The Variable Transformation function makes it possible to specify at one time any mixture of transformations for any number of columns in a single input table. The user may also specify that columns from the input table be retained unchanged, or retained with a different name and/or type. The result is a new table or view based on the same or transformed columns from the input table.
- Bin Code
- Design Code
- Null Replacement
- Z Score
In order to use the Variable Transformation analysis, the user selects a single input table and then, on a column by column basis, selects what transformation or action they want to perform, if any. The user can choose any of the offered transformations and/or a simple copy or Retain operation. That is, they can choose to include any input table column, as is or with a different name or type, in the output table, whether or not they choose to transform it. By default, the result column name is the same as the input column name, unless multiple result columns may result (as with the design coding transformation). If a specific type is specified, it results in casting the retained column or transformed column.
As a convenience, the primary index columns of the input table are automatically included as retained columns on the transformations screen when the first column is selected for transformation. It is the user’s responsibility, however, to ensure that the necessary “primary key” columns (which might be different) are retained or otherwise provided in the output table if it is desired that the output rows can be uniquely identified.
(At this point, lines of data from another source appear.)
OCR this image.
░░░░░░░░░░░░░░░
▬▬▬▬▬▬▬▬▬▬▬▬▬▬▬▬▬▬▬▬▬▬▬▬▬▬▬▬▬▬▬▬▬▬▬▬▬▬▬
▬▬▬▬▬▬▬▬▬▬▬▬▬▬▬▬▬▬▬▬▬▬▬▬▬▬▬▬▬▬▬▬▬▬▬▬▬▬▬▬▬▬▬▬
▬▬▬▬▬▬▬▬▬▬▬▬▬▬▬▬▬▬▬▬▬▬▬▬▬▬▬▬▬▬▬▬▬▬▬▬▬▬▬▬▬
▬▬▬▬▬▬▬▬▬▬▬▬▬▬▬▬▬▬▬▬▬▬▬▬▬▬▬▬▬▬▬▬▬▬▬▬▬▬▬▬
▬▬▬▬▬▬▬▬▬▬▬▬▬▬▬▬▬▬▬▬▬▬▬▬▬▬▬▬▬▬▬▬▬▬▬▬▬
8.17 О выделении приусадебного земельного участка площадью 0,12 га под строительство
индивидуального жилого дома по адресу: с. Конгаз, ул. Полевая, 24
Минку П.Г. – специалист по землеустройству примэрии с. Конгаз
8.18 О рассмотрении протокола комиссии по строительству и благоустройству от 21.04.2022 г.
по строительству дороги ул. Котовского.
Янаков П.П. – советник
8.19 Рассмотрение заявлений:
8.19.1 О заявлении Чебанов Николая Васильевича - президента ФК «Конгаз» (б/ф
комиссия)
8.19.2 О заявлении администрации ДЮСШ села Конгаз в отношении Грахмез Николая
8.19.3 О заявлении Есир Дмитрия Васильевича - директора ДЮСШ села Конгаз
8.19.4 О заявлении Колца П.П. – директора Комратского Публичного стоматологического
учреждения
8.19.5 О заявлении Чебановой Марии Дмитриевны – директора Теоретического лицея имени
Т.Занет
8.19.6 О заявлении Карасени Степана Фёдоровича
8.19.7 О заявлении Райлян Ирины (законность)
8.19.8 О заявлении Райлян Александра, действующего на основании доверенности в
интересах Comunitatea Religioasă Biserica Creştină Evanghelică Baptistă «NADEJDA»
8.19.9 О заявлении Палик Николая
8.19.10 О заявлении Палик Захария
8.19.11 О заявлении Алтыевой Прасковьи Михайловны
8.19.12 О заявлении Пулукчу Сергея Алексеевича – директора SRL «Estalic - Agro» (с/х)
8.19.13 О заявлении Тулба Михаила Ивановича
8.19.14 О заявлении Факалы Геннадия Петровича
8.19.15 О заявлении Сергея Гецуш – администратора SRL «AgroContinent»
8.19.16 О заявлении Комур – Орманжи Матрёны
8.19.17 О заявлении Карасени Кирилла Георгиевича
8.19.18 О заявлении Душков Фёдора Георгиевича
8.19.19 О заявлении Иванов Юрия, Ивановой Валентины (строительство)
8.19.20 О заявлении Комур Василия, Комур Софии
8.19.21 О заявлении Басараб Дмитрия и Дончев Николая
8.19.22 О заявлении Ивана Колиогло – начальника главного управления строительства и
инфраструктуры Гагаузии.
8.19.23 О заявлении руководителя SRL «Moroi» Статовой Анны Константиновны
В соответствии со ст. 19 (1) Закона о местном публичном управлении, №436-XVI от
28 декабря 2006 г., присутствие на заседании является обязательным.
The user can also specify that a null transformation be performed in a preprocessing step prior to the requested transformation. In this case, the null transformation is produced in a volatile table that is then automatically referenced by the generated SQL, both by the transformation SQL and by any derived aggregates the transformation may require. In this case, it is necessary to indicate the primary key columns of the input table if they are different than the primary index columns or if the primary index columns cannot be determined.
It is possible that the user may specify more transformations than can be performed in a single analysis, due either to complexity or the number of output columns. If this is the case, the user must split up the transformations into multiple analyses and join them back together with a Variable Creation, Build ADS or Join analysis.
Note that the Variable Transformation analysis allows only one input table and does not support the idea of an Anchor Table or Anchor Columns that determine the key values in the output table. In certain scenarios, however, the Anchor Table concept is used to represent the Variable Transformation input table in order to allow changing it in a Refresh or Publish analysis. For example, the Refresh analysis has a Modify Anchor Table option that automatically changes a Variable Transformation input table to the selected value, but only if it is not an Analysis Table, i.e., the output of a chained analysis. In another scenario, a Refresh analysis may be used to create a stored procedure with parameters, including parameters for Anchor Database and Table, representing the input table of a Variable Transformation analysis.
When using the Publish analysis to publish a Variable Transformation analysis to the Model Manager or AppCenter application, tags representing the Anchor Database and Anchor Table are placed in the generated SQL in place of the input database and table provided the input table is not an Analysis Table. The Model Manager or AppCenter user can then dynamically change the input database and table by configuring the Anchor Database and Anchor Table parameters accordingly.